Aus Fehlern lernen ...


Daß im Fall Cäciliengroden vor Ort die Zweifel über die politische Richtigkeit der BUND-Klage bis in unsere eigenen Reihen reichten, ist für uns besonders bitter, aber: Die unnötige Naturvernichtung kritisierten auch die Zweifler. Fazit: Wir haben das Dialogdefizit mit und zwischen den Mitgliedern der Kreisgruppe Wilhelmshaven/Friesland zu spät bemerkt, die Stimmung der Menschen vor Ort nicht ausreichend erspürt. Der Richterspruch aus Oldenburg kam so für viele - auch im BUND - überraschend. Wir hatten im Vorfeld des Urteils die Bevölkerung nicht hinreichend über unsere - guten Argumente informiert und so unseren Gegnern eine offene Flanke geboten.
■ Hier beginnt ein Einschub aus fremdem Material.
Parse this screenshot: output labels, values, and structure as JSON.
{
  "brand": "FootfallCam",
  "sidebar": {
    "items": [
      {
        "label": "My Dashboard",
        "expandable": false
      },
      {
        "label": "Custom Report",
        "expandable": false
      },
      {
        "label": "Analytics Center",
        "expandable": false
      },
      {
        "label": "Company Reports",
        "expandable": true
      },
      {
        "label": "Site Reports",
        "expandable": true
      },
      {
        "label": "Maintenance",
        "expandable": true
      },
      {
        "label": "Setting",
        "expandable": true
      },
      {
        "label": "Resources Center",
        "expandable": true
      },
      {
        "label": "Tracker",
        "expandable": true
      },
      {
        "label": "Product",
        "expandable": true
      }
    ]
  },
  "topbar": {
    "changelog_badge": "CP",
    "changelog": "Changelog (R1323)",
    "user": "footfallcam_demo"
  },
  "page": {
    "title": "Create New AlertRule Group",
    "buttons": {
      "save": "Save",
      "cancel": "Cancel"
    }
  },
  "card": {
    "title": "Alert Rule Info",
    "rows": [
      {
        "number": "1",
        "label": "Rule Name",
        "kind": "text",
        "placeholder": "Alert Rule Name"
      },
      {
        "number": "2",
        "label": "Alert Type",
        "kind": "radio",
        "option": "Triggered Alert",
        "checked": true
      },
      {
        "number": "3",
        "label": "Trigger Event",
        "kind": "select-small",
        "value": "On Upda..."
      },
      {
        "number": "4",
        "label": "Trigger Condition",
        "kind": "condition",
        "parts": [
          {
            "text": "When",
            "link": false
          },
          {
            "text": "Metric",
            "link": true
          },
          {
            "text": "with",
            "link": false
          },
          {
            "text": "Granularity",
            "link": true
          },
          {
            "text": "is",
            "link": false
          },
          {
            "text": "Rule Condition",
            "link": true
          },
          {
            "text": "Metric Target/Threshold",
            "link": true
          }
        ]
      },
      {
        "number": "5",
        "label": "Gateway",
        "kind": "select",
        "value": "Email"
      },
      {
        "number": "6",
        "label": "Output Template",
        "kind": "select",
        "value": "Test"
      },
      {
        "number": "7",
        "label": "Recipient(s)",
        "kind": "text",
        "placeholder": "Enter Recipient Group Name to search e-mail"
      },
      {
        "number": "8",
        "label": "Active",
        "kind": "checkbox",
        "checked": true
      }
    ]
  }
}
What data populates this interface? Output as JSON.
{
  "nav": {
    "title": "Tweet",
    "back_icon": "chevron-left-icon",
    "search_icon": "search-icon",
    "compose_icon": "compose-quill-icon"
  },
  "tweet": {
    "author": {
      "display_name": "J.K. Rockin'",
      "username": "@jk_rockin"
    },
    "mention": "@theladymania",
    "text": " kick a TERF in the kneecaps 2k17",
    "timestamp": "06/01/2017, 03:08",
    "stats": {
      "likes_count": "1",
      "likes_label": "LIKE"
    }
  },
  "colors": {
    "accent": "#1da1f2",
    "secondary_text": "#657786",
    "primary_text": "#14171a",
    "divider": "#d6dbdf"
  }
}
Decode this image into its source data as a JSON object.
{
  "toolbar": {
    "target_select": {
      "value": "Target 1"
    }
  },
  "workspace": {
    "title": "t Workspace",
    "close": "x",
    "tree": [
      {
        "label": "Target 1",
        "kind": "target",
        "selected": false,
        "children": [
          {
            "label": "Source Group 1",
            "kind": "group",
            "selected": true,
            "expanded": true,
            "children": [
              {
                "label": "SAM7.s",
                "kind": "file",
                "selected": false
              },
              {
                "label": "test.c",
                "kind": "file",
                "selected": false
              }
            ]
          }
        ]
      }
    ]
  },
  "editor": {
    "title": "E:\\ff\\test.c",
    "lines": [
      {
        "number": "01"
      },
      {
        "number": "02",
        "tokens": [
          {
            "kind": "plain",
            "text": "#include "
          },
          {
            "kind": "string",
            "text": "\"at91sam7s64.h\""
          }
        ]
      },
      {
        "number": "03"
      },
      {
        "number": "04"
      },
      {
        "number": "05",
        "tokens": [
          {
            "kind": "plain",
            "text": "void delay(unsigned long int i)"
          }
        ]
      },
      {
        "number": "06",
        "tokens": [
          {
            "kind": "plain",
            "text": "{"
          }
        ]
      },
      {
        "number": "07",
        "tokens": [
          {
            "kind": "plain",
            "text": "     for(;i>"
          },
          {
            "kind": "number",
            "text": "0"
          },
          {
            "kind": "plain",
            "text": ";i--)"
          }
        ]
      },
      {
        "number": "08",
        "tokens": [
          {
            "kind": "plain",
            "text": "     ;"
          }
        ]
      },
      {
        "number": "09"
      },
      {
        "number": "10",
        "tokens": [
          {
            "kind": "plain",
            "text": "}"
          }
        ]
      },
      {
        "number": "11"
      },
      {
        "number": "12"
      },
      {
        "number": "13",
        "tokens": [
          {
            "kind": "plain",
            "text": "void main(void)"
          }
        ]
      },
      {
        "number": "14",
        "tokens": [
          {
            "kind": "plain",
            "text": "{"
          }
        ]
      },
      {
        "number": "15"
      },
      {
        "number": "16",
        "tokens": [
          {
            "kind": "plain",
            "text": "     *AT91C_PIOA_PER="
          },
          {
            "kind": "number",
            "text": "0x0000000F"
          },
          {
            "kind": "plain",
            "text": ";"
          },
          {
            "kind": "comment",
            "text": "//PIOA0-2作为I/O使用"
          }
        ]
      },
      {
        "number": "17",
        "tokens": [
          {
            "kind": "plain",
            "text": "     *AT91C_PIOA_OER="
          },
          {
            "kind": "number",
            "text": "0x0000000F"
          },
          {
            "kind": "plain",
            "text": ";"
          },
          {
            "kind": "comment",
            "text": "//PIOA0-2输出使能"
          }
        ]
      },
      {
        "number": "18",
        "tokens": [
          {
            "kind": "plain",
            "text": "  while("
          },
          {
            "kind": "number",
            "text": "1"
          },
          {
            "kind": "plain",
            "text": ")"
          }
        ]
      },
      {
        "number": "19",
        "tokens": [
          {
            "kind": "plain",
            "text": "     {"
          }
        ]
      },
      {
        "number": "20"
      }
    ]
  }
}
Daran zeigt sich, daß auch die Kommunikation im Verband stimmen muß, wenn wir in der Sache zusammen- und vorankommen möchten. Dies müssen und wollen wir zukünftig noch stärker berücksichtigen. Eines werden wir, ganz im Sinne unserer Satzung, aber sicher bleiben - früher an der Ems, heute am Jadebusen: Anwalt der Natur!

Mutmachende Erfolge


Erfreulicherweise sind die meisten Erfolge der BUND-Arbeit nicht so meinungsspaltend wie der Richterspruch zur Deichverstärkung Cäciliengroden. Deshalb freuen wir uns über weitere Erfolge: das jüngste Urteil des Bundesverwaltungsgericht zum Atomkraftwerk Krümmel oder der Rückzug der Firma Monsanto aus den Freisetzungsversuchen mit gentechnisch verändertem Raps in Oberboyen (Kreis Nienburg). Von diesen und weiteren großen und kleinen Erfolgen der letzten Monate handelt denn auch unsere zweite Ausgabe der neuen Niedersachsen-Beilage - lassen Sie sich inspirieren!

Ihr Carl-Wilhelm Bodenstein-Dresler, (Landesgeschäftsführer)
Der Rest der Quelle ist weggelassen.